One issue is that if there’s a big gap (e.g. from checkpoint_000184 to checkpoint_000002) then that big back-off might be undesired. However, if there’s no valid checkpoint, then I would rerun that trial anyway, so maybe it’s not an issue.

cc @matthewdeng for this Tune question

We currently don’t have support for this, but we are refactoring the checkpoint implementation this quarter and can take this into account.

For clarity, would it be helpful to be able to define a maximum staleness of a checkpoint before it is considered “too old”?

1 Like

Thanks for considering it!

I’m not sure what would be the right logic to handle that. The two scenarios are:

  1. there’s a checkpoint that’s a few iterations behind the latests → great
  2. the most recent checkpoint (after the latest) is very old → since the last checkpoint is corrupted, I would need to go back no matter what, since I can’t use the last one. So I think there’s no “too old” in this sense, or at least anything will do at that point for me (but other people might have a different preference).
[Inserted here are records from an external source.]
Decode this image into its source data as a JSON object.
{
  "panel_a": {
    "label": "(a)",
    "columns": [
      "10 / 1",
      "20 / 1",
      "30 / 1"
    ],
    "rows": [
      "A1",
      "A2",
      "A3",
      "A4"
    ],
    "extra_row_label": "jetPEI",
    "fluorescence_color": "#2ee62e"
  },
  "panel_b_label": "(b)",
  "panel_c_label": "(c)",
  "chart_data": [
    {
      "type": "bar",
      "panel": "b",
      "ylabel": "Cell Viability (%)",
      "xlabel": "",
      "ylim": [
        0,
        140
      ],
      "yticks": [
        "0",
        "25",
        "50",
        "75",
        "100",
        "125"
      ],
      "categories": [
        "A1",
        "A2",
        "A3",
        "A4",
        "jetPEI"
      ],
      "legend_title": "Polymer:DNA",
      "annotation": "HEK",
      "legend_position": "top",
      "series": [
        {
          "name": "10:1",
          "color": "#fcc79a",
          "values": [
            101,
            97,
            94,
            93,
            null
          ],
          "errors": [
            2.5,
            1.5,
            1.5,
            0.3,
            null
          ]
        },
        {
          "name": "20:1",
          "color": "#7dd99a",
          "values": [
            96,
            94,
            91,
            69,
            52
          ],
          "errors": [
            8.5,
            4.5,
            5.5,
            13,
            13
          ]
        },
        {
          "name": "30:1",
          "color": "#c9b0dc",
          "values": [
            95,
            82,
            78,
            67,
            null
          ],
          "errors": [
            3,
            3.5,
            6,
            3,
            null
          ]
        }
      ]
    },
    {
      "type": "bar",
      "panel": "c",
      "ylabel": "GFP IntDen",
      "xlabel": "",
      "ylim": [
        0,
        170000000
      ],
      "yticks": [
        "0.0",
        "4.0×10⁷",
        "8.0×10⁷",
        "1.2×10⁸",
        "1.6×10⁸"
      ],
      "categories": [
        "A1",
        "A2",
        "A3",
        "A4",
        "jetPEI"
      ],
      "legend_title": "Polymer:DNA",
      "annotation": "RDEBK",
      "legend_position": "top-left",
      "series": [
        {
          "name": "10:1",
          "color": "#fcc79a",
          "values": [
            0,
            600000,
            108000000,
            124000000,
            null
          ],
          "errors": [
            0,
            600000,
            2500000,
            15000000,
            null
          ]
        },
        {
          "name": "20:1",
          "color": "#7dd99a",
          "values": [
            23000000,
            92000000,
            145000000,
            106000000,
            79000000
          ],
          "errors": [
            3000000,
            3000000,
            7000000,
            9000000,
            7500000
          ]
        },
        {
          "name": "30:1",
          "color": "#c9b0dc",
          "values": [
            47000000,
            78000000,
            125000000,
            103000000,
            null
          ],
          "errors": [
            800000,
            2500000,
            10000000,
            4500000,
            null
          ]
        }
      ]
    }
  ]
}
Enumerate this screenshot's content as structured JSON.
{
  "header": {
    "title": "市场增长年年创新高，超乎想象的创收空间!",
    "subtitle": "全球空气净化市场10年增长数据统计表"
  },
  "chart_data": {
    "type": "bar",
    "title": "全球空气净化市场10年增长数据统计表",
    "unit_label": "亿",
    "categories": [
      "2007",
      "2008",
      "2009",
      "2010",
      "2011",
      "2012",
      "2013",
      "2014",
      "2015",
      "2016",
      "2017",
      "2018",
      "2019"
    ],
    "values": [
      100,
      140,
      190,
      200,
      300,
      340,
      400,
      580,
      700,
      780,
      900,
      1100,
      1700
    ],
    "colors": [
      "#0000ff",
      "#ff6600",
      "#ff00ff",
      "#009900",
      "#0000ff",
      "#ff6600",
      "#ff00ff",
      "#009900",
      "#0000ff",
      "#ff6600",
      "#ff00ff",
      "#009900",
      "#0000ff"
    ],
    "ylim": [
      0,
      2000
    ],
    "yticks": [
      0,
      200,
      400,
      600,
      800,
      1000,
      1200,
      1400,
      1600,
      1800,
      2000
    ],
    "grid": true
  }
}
However, this might cause issues with the logs, e.g. Tensorboard or the CSV logger will have a sudden break in the iterations.

Another thing that may be worthwhile to look into is why the checkpoints do not exist. Is it something you run into often? How big are the checkpoints and how often are things checkpointed? Also are you updating to cloud storage or syncing to driver node?

Thanks!

I’m logging locally, the checkpoints are a few MB, but sometimes a few hundred, depending on the model. I usually checkpoint every iteration or every 5-10, and keep only the 3 best.

Usually this issue happens when I CTRL+C the run and in some cases Tune gets stuck and doesn’t exit cleanly. It doesn’t happen often, and I can avoid killing the run.

One case that it definitely happens almost always, is when I don’t wait for the last checkpoint after a CTRL+C. I rarely do this, but when I’m using Slurm or some other cluster manager and my job gets killed, then it’s up to the manager to leave enough time for Tune to gracefully exit, which might not always happen. In those cases this back-off would be useful once the training job is resumed.